Even though strawberry acids crack her fingernails and skin, “like pouring lemon juice into a cut,” Nakatani said sorting berries beats slinging hash any day. After a short period as a waitress at a coffee shop in Anaheim, Nakatani married into this line of work and loves it.

“I used to think strawberries grew on trees,” she said. The only ones she had ever eaten before marriage came from her future father-in-law, when he dropped by the coffee shop, Nakatani said.

She has since learned a lot--how plants grow and things like that, Nakatani said.

A nearby industrial park used to flood the strawberry field at night with huge lights that made the leaves grow like crazy 24 hours a day, overwhelming the fruit. She asked the people to kill their brights, and another crop was saved, Nakatani said.

Then there are mites, cold, rain, sun and heat to worry about, Nakatani said, sighing. Heat waves quickly following cold waves beat the heck out of the plants, confused by signals telling them to grow in a hurry and then stop.

Weather Confuses Plants

“It’s like a person who loses weight fast and then regains it; they can have a heart attack,” she said.
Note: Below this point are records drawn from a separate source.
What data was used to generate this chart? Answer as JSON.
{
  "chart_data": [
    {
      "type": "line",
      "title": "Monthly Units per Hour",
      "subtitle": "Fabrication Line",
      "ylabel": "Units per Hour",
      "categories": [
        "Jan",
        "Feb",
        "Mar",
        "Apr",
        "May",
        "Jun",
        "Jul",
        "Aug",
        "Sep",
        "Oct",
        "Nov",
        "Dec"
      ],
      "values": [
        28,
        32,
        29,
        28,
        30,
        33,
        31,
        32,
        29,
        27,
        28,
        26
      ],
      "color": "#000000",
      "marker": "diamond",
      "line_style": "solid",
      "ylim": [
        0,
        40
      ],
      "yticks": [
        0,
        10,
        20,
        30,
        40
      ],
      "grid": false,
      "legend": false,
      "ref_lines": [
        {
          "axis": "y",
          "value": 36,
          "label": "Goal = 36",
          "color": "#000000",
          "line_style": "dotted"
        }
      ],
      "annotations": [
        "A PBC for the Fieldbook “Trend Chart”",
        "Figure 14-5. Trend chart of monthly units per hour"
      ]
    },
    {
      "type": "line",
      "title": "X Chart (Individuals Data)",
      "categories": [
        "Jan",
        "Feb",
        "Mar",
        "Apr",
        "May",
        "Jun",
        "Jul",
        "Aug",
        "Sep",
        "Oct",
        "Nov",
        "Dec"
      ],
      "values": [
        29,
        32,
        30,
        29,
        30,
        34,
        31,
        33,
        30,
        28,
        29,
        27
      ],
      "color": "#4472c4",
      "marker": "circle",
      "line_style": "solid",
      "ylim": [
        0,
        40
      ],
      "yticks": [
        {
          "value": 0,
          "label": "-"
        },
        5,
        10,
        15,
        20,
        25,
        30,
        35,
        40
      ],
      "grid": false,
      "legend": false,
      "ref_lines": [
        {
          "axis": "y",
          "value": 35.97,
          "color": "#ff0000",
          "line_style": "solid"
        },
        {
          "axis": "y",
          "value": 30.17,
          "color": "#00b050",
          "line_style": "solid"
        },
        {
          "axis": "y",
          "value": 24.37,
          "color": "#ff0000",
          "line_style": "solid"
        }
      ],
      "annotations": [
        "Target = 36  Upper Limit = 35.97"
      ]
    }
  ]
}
Still, her 3-year-old boy loves to wander through the strawberry field, picking fruit with the day laborers, Nakatani said.

Advertisement

“He walks around telling customers, ‘I’m a farmer, I’m a farmer,’ ” Nakatani said.

“His daddy says, ‘I don’t know if you will be able to (be a farmer) when you grow up.’ ”

Kathleen Sheehan of Brea carefully cradled her granddaughter and smiled as Nakatani talked about her son and wrapped strawberries in newspaper.

“Say strawberries,” Sheehan told the 2-year-old.

“Strawberries,” the little girl said, reaching for one.